The Venusian watchers had relaxed. They looked as if they were asleep, perhaps in a hypnotic trance, lulled into this state by the music and the perfume, and by something else. It was this something else that sent Johnson's thoughts pounding. The Venusians were like opium smokers. But he was not smoking opium. He was not in a hypnotic trance. He was wide awake and very much alert. He was ...

watching a space ship float in an endless void.

As Unger had come into the spotlight, so the space ship had come into his vision, out of nowhere, out of nothingness. The room, the Dreamer, the sound of the music, the sweetness of the perfume, Vee Vee and Caldwell were gone. They were no longer in his reality. They were not in the range of his vision. It was as if they did not exist. Yet he knew they did exist, the memory of them, and of other things, was out on the periphery of his universe, perhaps of the universe.

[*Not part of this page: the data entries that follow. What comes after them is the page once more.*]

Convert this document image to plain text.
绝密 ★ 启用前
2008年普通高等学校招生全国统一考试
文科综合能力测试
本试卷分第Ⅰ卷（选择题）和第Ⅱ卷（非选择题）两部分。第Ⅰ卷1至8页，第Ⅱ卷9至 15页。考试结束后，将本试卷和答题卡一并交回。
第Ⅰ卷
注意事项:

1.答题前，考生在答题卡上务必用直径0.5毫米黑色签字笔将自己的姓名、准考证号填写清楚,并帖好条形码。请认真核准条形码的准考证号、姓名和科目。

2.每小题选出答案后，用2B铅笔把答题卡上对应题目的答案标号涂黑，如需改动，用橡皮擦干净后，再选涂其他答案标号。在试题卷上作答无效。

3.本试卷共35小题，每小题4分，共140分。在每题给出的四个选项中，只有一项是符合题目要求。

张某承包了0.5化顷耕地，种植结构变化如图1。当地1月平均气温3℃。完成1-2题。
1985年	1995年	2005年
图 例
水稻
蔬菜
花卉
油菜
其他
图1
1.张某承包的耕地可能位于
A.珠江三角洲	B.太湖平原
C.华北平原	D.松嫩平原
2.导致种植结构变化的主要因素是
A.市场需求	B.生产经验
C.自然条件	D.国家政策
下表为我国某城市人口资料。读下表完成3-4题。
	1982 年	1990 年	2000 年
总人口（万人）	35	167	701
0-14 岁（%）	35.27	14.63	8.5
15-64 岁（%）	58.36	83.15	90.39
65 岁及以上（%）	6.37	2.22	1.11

All he saw was the space ship.

It was a wonderful thing, perhaps the most beautiful sight he had seen in his life. At the sight of it, a deep glow sprang inside of him.

Back when he had been a kid he had dreamed of flight to the far-off stars. He had made models of space ships. In a way, they had shaped his destiny, had made him what he was. They had brought him where he was this night, to the Dream Room of a Venusian tavern.

The vision of the space ship floating in the void entranced and thrilled him. Something told him that this was real; that here and now he was making contact with a vision that belonged to time.

He started to his feet. Fingers gripped his arm.

"Please, darling. You startled me. Don't move." Vee Vee's voice. Who was Vee Vee?

The fingers dug into his arm. Pain came up in him. The space ship vanished. He looked with startled eyes at Vee Vee, at the Dream Room, at Unger, dreaming on the mat under the spot.